George Clooney–screenwriter or script doctor? Or just a heck of a lot of fun?
George Clooney seems like he gets along with everyone. You never hear anyone come off a movie and complain about working with him. He’s a great interview, so the media loves him. Fans like him because he’s the prototypical “women love him, men want to hang out with him” Clark Gable type movie star. Yes, everyone likes George.
Except, it seems, the Writers’ Guild of America. And Clooney appears to not be too fond of them either.
Variety is reporting that last fall, in arbitration, the WGA ruled that Duncan Brantley and Rick Reilly should get credit for writing Leatherheads, while Clooney should not. Clooney felt that his rewrite of the script, which had been hanging around Hollywood for 17 years before he took it on, entitled him to an onscreen credit along with Brantley and Reilly (who, if you don’t know, was until recently a longime, very popular columnist for Sports Illustrated but will be moving to ESPN in the summer).
In response to the ruling, Clooney went “fi-core,” which means that a writer pays dues and is still eligible for the guild’s health and pension plans, but loses other rights, including voting on Guild issues. Clooney said that he would have preferred to quit the guild altogether, feeling that the union hadn’t backed one of its own members, but that would have meant that he couldn’t write or work on any WGA projects, and that’s pretty much every major film, as evidenced by the strike last year (Hollywood’s gain is, apparently, a loss for the world of student films).

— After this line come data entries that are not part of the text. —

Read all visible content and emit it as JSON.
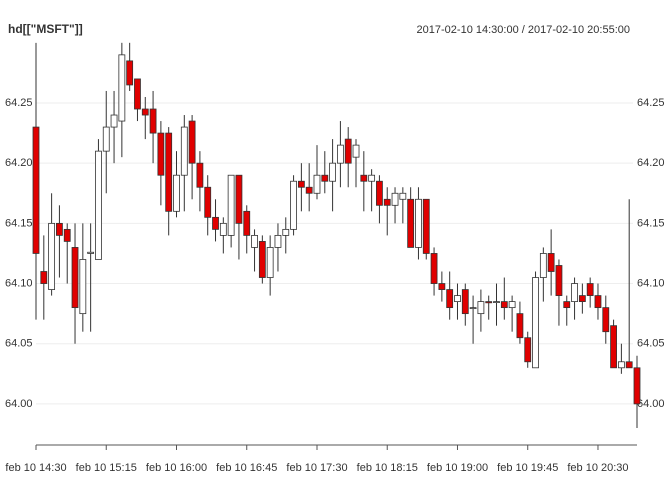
{
  "chart_data": {
    "type": "candlestick",
    "title": "hd[[\"MSFT\"]]",
    "subtitle": "2017-02-10 14:30:00 / 2017-02-10 20:55:00",
    "categories": [
      "feb 10 14:30",
      null,
      null,
      null,
      null,
      null,
      null,
      null,
      null,
      "feb 10 15:15",
      null,
      null,
      null,
      null,
      null,
      null,
      null,
      null,
      "feb 10 16:00",
      null,
      null,
      null,
      null,
      null,
      null,
      null,
      null,
      "feb 10 16:45",
      null,
      null,
      null,
      null,
      null,
      null,
      null,
      null,
      "feb 10 17:30",
      null,
      null,
      null,
      null,
      null,
      null,
      null,
      null,
      "feb 10 18:15",
      null,
      null,
      null,
      null,
      null,
      null,
      null,
      null,
      "feb 10 19:00",
      null,
      null,
      null,
      null,
      null,
      null,
      null,
      null,
      "feb 10 19:45",
      null,
      null,
      null,
      null,
      null,
      null,
      null,
      null,
      "feb 10 20:30",
      null,
      null,
      null,
      null,
      null
    ],
    "open": [
      64.23,
      64.11,
      64.095,
      64.15,
      64.145,
      64.13,
      64.075,
      64.125,
      64.12,
      64.21,
      64.23,
      64.235,
      64.285,
      64.27,
      64.245,
      64.245,
      64.225,
      64.225,
      64.16,
      64.19,
      64.235,
      64.2,
      64.18,
      64.155,
      64.14,
      64.14,
      64.19,
      64.16,
      64.13,
      64.135,
      64.105,
      64.13,
      64.14,
      64.145,
      64.185,
      64.18,
      64.175,
      64.19,
      64.185,
      64.2,
      64.22,
      64.205,
      64.19,
      64.185,
      64.185,
      64.17,
      64.165,
      64.17,
      64.17,
      64.13,
      64.17,
      64.125,
      64.1,
      64.095,
      64.085,
      64.095,
      64.08,
      64.075,
      64.085,
      64.085,
      64.085,
      64.08,
      64.075,
      64.055,
      64.03,
      64.105,
      64.125,
      64.115,
      64.085,
      64.085,
      64.09,
      64.1,
      64.09,
      64.08,
      64.065,
      64.03,
      64.035,
      64.03
    ],
    "high": [
      64.3,
      64.14,
      64.175,
      64.165,
      64.15,
      64.15,
      64.15,
      64.15,
      64.22,
      64.26,
      64.26,
      64.3,
      64.3,
      64.27,
      64.255,
      64.26,
      64.235,
      64.23,
      64.21,
      64.24,
      64.24,
      64.21,
      64.19,
      64.17,
      64.155,
      64.19,
      64.19,
      64.165,
      64.145,
      64.14,
      64.14,
      64.15,
      64.155,
      64.19,
      64.2,
      64.2,
      64.215,
      64.21,
      64.22,
      64.235,
      64.23,
      64.22,
      64.21,
      64.195,
      64.19,
      64.18,
      64.18,
      64.18,
      64.18,
      64.18,
      64.17,
      64.13,
      64.11,
      64.11,
      64.1,
      64.1,
      64.09,
      64.095,
      64.09,
      64.1,
      64.105,
      64.09,
      64.085,
      64.06,
      64.11,
      64.13,
      64.145,
      64.12,
      64.09,
      64.105,
      64.1,
      64.105,
      64.1,
      64.09,
      64.07,
      64.05,
      64.17,
      64.04
    ],
    "low": [
      64.07,
      64.07,
      64.09,
      64.105,
      64.1,
      64.05,
      64.06,
      64.06,
      64.12,
      64.175,
      64.2,
      64.205,
      64.26,
      64.235,
      64.22,
      64.2,
      64.165,
      64.14,
      64.155,
      64.16,
      64.17,
      64.16,
      64.14,
      64.135,
      64.125,
      64.13,
      64.12,
      64.125,
      64.11,
      64.1,
      64.09,
      64.11,
      64.125,
      64.14,
      64.16,
      64.16,
      64.17,
      64.175,
      64.16,
      64.18,
      64.18,
      64.18,
      64.16,
      64.16,
      64.15,
      64.14,
      64.15,
      64.15,
      64.13,
      64.12,
      64.12,
      64.09,
      64.085,
      64.07,
      64.07,
      64.065,
      64.05,
      64.06,
      64.07,
      64.065,
      64.07,
      64.06,
      64.05,
      64.03,
      64.03,
      64.085,
      64.09,
      64.065,
      64.065,
      64.07,
      64.075,
      64.08,
      64.07,
      64.05,
      64.03,
      64.025,
      64.03,
      63.98
    ],
    "close": [
      64.125,
      64.1,
      64.15,
      64.14,
      64.135,
      64.08,
      64.12,
      64.126,
      64.21,
      64.23,
      64.24,
      64.29,
      64.265,
      64.245,
      64.24,
      64.225,
      64.19,
      64.16,
      64.19,
      64.23,
      64.2,
      64.18,
      64.155,
      64.145,
      64.15,
      64.19,
      64.15,
      64.14,
      64.14,
      64.105,
      64.13,
      64.14,
      64.145,
      64.185,
      64.18,
      64.175,
      64.19,
      64.185,
      64.2,
      64.215,
      64.2,
      64.215,
      64.185,
      64.19,
      64.165,
      64.165,
      64.175,
      64.175,
      64.13,
      64.17,
      64.125,
      64.1,
      64.095,
      64.08,
      64.09,
      64.075,
      64.08,
      64.085,
      64.084,
      64.085,
      64.08,
      64.085,
      64.055,
      64.035,
      64.105,
      64.125,
      64.11,
      64.09,
      64.08,
      64.1,
      64.085,
      64.09,
      64.08,
      64.06,
      64.03,
      64.035,
      64.03,
      64.0
    ],
    "up_color": "#ffffff",
    "down_color": "#e00000",
    "ylim": [
      63.975,
      64.305
    ],
    "yticks": [
      {
        "value": 64.0,
        "label": "64.00"
      },
      {
        "value": 64.05,
        "label": "64.05"
      },
      {
        "value": 64.1,
        "label": "64.10"
      },
      {
        "value": 64.15,
        "label": "64.15"
      },
      {
        "value": 64.2,
        "label": "64.20"
      },
      {
        "value": 64.25,
        "label": "64.25"
      }
    ],
    "grid": true
  }
}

All of this happened last fall, but Clooney kept it quiet until now, because he didn’t want to be seen as a divisive figure on the eve of the WGA strike. He’s been one of a group of actors, including Tom Hanks and Sally Field, who have been urging SAG to start talks before the expiration of their contract and another potential strike.

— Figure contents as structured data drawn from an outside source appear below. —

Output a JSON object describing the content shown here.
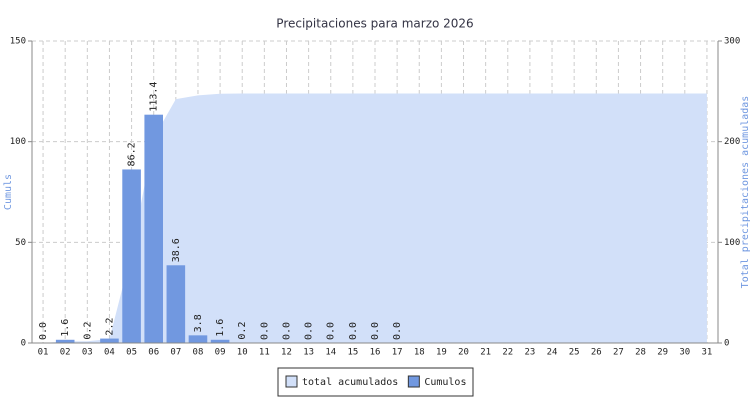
{
  "chart_data": {
    "type": "bar",
    "title": "Precipitaciones para marzo 2026",
    "y_label": "Cumuls",
    "y2_label": "Total precipitaciones acumuladas",
    "categories": [
      "01",
      "02",
      "03",
      "04",
      "05",
      "06",
      "07",
      "08",
      "09",
      "10",
      "11",
      "12",
      "13",
      "14",
      "15",
      "16",
      "17",
      "18",
      "19",
      "20",
      "21",
      "22",
      "23",
      "24",
      "25",
      "26",
      "27",
      "28",
      "29",
      "30",
      "31"
    ],
    "series": [
      {
        "name": "total acumulados",
        "color": "#d2e0f9",
        "type": "area",
        "axis": "y2",
        "values": [
          0,
          1.6,
          1.8,
          4.0,
          90.2,
          203.6,
          242.2,
          246.0,
          247.6,
          247.8,
          247.8,
          247.8,
          247.8,
          247.8,
          247.8,
          247.8,
          247.8,
          247.8,
          247.8,
          247.8,
          247.8,
          247.8,
          247.8,
          247.8,
          247.8,
          247.8,
          247.8,
          247.8,
          247.8,
          247.8,
          247.8
        ]
      },
      {
        "name": "Cumulos",
        "color": "#7198e0",
        "type": "bar",
        "values": [
          0,
          1.6,
          0.2,
          2.2,
          86.2,
          113.4,
          38.6,
          3.8,
          1.6,
          0.2,
          0,
          0,
          0,
          0,
          0,
          0,
          0,
          null,
          null,
          null,
          null,
          null,
          null,
          null,
          null,
          null,
          null,
          null,
          null,
          null,
          null
        ],
        "value_labels": [
          "0.0",
          "1.6",
          "0.2",
          "2.2",
          "86.2",
          "113.4",
          "38.6",
          "3.8",
          "1.6",
          "0.2",
          "0.0",
          "0.0",
          "0.0",
          "0.0",
          "0.0",
          "0.0",
          "0.0",
          null,
          null,
          null,
          null,
          null,
          null,
          null,
          null,
          null,
          null,
          null,
          null,
          null,
          null
        ]
      }
    ],
    "ylim": [
      0,
      150
    ],
    "yticks": [
      0,
      50,
      100,
      150
    ],
    "y2lim": [
      0,
      300
    ],
    "y2ticks": [
      0,
      100,
      200,
      300
    ],
    "grid": true,
    "legend": "bottom"
  }
}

WGA rules state that a writer has to be responsible for 50% of the script in order to get credit. Grant Heslov, Clooney’s producing partner, said that comparing the original to Clooney’s drafts clearly shows that Clooney is responsible for most of what’s onscreen (Clooney had felt that Brantley and Reilly should get first credit because they still had created the general story and characters). Without reading for myself, I can’t judge whether that’s true or not. None of us can.
I know, the important thing to audiences is whether the movie is good enough for them to want to shell out ticket money (the release date continues to puzzle me–a football movie coming out the first week of the baseball season and the weekend of the Final Four? If you’re not going to open it in some key lull of the football season, between the league championships and the Super Bowl, for example, then maybe even the weekend of the NFL draft. This is just a very weird time for this type of movie.). But here’s the thing to keep in mind–if the movie gets bad reviews for its screenplay (and so far it is getting mixed reviews in general), then Clooney’s name is now out there taking responsibility for it; if word of this hadn’t come out, he would have skated. A bad review won’t kill his career (if Batman & Robin didn’t, nothing will), but it’s always interesting to see what happens when people are willing to take responsibility for something in a risk averse business such as Hollywood, where success has many parents and failure is always an orphan.